More and more frequently, I find myself in a position where, despite my better judgement, I feel obligated to defend or explain some aspect of hip hop. With breaking in particular, I am powerfully motivated from within to clear up confusion and see credit assigned where it is due. This makes sense, since it’s something I practice and study and, *cough*, wrote a novel about.
When it comes to emceeing, my knowledge has more to do with my prolonged co-habitation with The Rapper, a human encyclopedia of hip-hop. Truth be known, many questions I hear about the rapping end of the hip-hop spectrum are questions I might have had once myself, but which, now deeply engrained in my subconscious, trigger a rash-like personal reaction if I suspect they contain even a hint of disrespect for the genre. Like KRS-1, I then feel compelled to educate the people whether they’re interested or not. Potentially innocent, off-handed remarks, in particular, get me orating.
Last week, Shaun asked:
“That Will Smith song is a complete rip off of an old 70s funk tune. Why can’t hip hop hipsters write any of their own material, damn![sic]”
I suggest:
Because that whole aspect of production originated in the DJ culture of the late sixties and early seventies. DJing predates breaking and breaking predates MCing, ergo the phenomenon has existed since before people started rapping over it, and before it was ever available in a commercial format to purchase and take home. (As Michael Holman suggests in The Freshest Kids, you can get a b-boy to come home with you but it’s a lot clumsier than buying a CD.) At the club, if you wanted people to get up and react, you MCed over music they identified with already, not some obscure thing no one ever heard of. You weren’t making complete songs or releasing singles, you were adding rhymes and commentary to a party-party dance-dance situation.
Now people make songs and emceeing is the focus, but the origins remain the same.
Will Smith is a bad example since he often doesn’t even write his own lyrics. He’s an entertainer and a rapper, but in the minds of some, not a proper emcee, so all of Will Smith is kind of a commercial bite of hip hop culture. But then again, so were pretty much all of whole first wave of rappers to be heard on commercial radio, without which hip-hop never could have developed into the mainstream cultural phenomenon it is today, so what are you going to do? One hand washes the other. It’s complicated.




Comments
Comment from lauralyn
Time: March 29, 2007, 9:26 am
It isn’t like all of pop music in general is constantly cannibalizing itself. There are unbelievable rip-offs, my favourite being the chorus of the song ‘One’ by the backstreet boys which is totally the theme of the movie “the neverending story”.
How uncool is that?
Comment from Jill
Time: March 29, 2007, 10:06 am
Yeah. There’s that too.
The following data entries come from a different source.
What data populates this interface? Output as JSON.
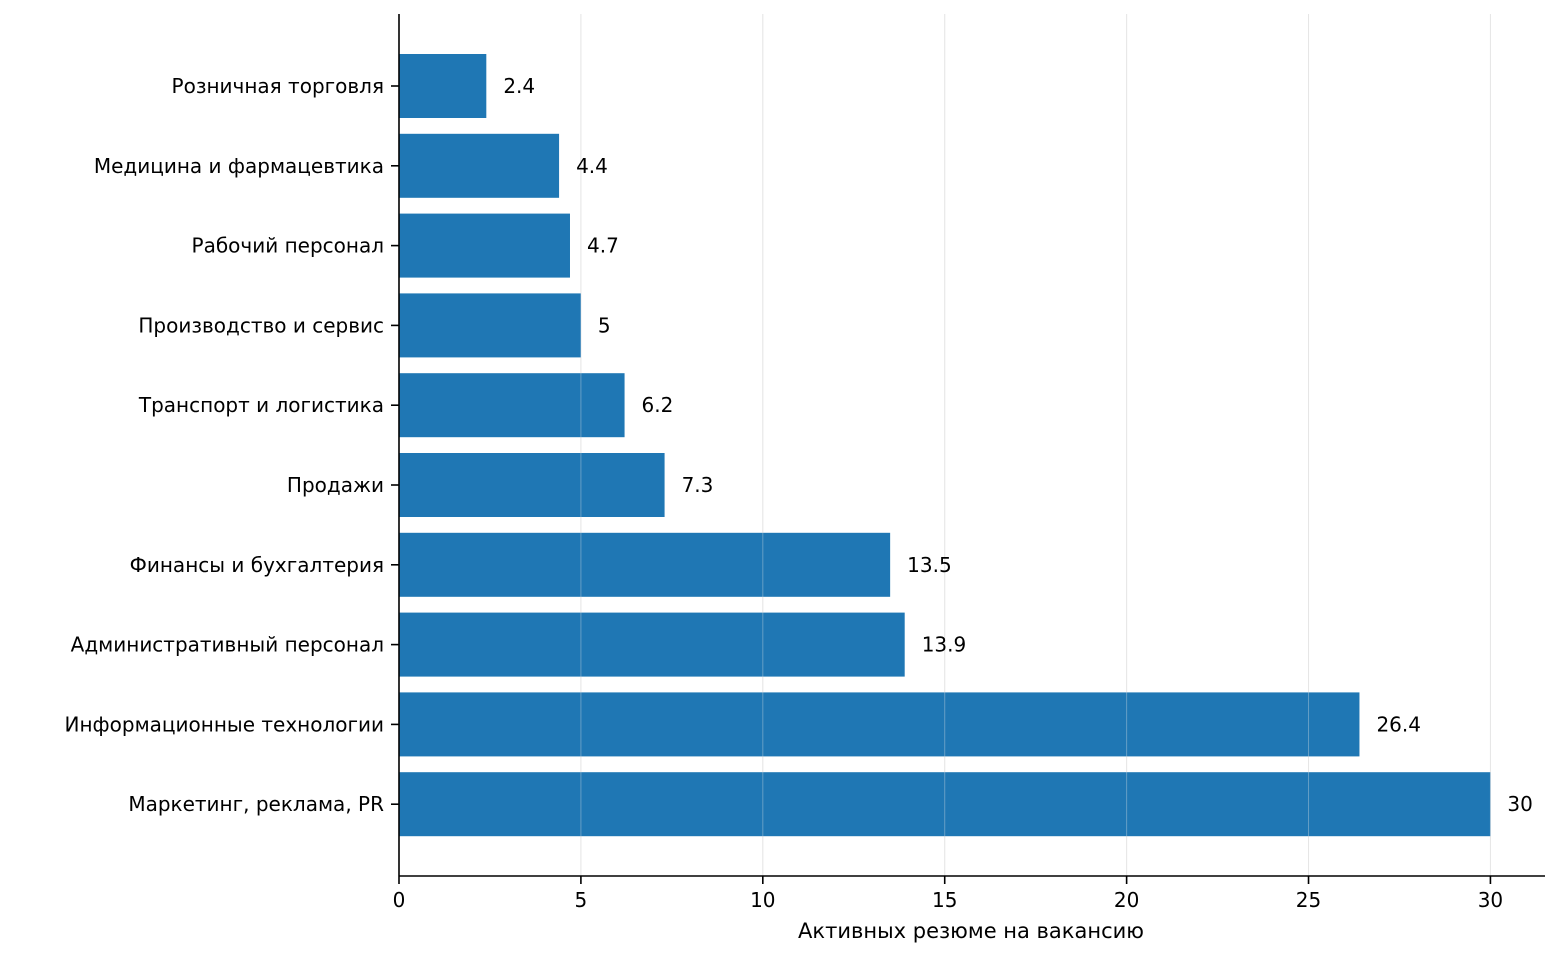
{
  "chart_data": {
    "type": "bar",
    "orientation": "horizontal",
    "categories": [
      "Розничная торговля",
      "Медицина и фармацевтика",
      "Рабочий персонал",
      "Производство и сервис",
      "Транспорт и логистика",
      "Продажи",
      "Финансы и бухгалтерия",
      "Административный персонал",
      "Информационные технологии",
      "Маркетинг, реклама, PR"
    ],
    "values": [
      2.4,
      4.4,
      4.7,
      5,
      6.2,
      7.3,
      13.5,
      13.9,
      26.4,
      30
    ],
    "value_labels": [
      "2.4",
      "4.4",
      "4.7",
      "5",
      "6.2",
      "7.3",
      "13.5",
      "13.9",
      "26.4",
      "30"
    ],
    "xlabel": "Активных резюме на вакансию",
    "ylabel": "",
    "xlim": [
      0,
      31.5
    ],
    "xticks": [
      0,
      5,
      10,
      15,
      20,
      25,
      30
    ],
    "xtick_labels": [
      "0",
      "5",
      "10",
      "15",
      "20",
      "25",
      "30"
    ],
    "grid": "vertical",
    "bar_color": "#1f77b4"
  }
}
Or all the “rock” bands with leanings towards the Beatles, or Trent Reznor’s whole deal, or the practice in classical music to compose a “variation on a theme by…” or all the songs from the 50s and 60s that use themes from obvious classical pieces as their hook.
And then literature, theatre, dance… reinterpretations galore.
There’s a broader thesis in here somewhere about using the familiar to communicate and relate to one another.
I haven’t seen Neverending Story, but that sounds hilarious.
All I have to compare to that is that I’m 99.999% certain there’s a sample of Tchaicovsky’s Waltz of The Sugar Plum Fairy in a track from The Herbaliser. But it sounds really cool. I don’t think it’s dorky, except in the most positive possible sense.
Comment from Anita
Time: April 5, 2007, 5:33 pm
Jill, thank you for your excellent clarification of the fundamentals of hip-hop history. It always gets me when people make ignorant comments; implying that this genre is the only one guilty of ‘plagiarising’.
Comment from risa
Time: April 14, 2007, 6:01 pm
Nice! I’m so happy to find this conversation, Jill: you’re awesome! and so is ‘the neverending story’ by the way.. at least it was when I was 9.
Rappers appropriate sounds and write new words over old melodies, and they also use tons of brand names and make really specific personal and political references- in all kinds of ways the whole genre takes a freakin groundbreaking stance on the question of who owns what.
ps - to make that excellent thesis about using the familiar to relate and build community, you have to include hip hop karaoke!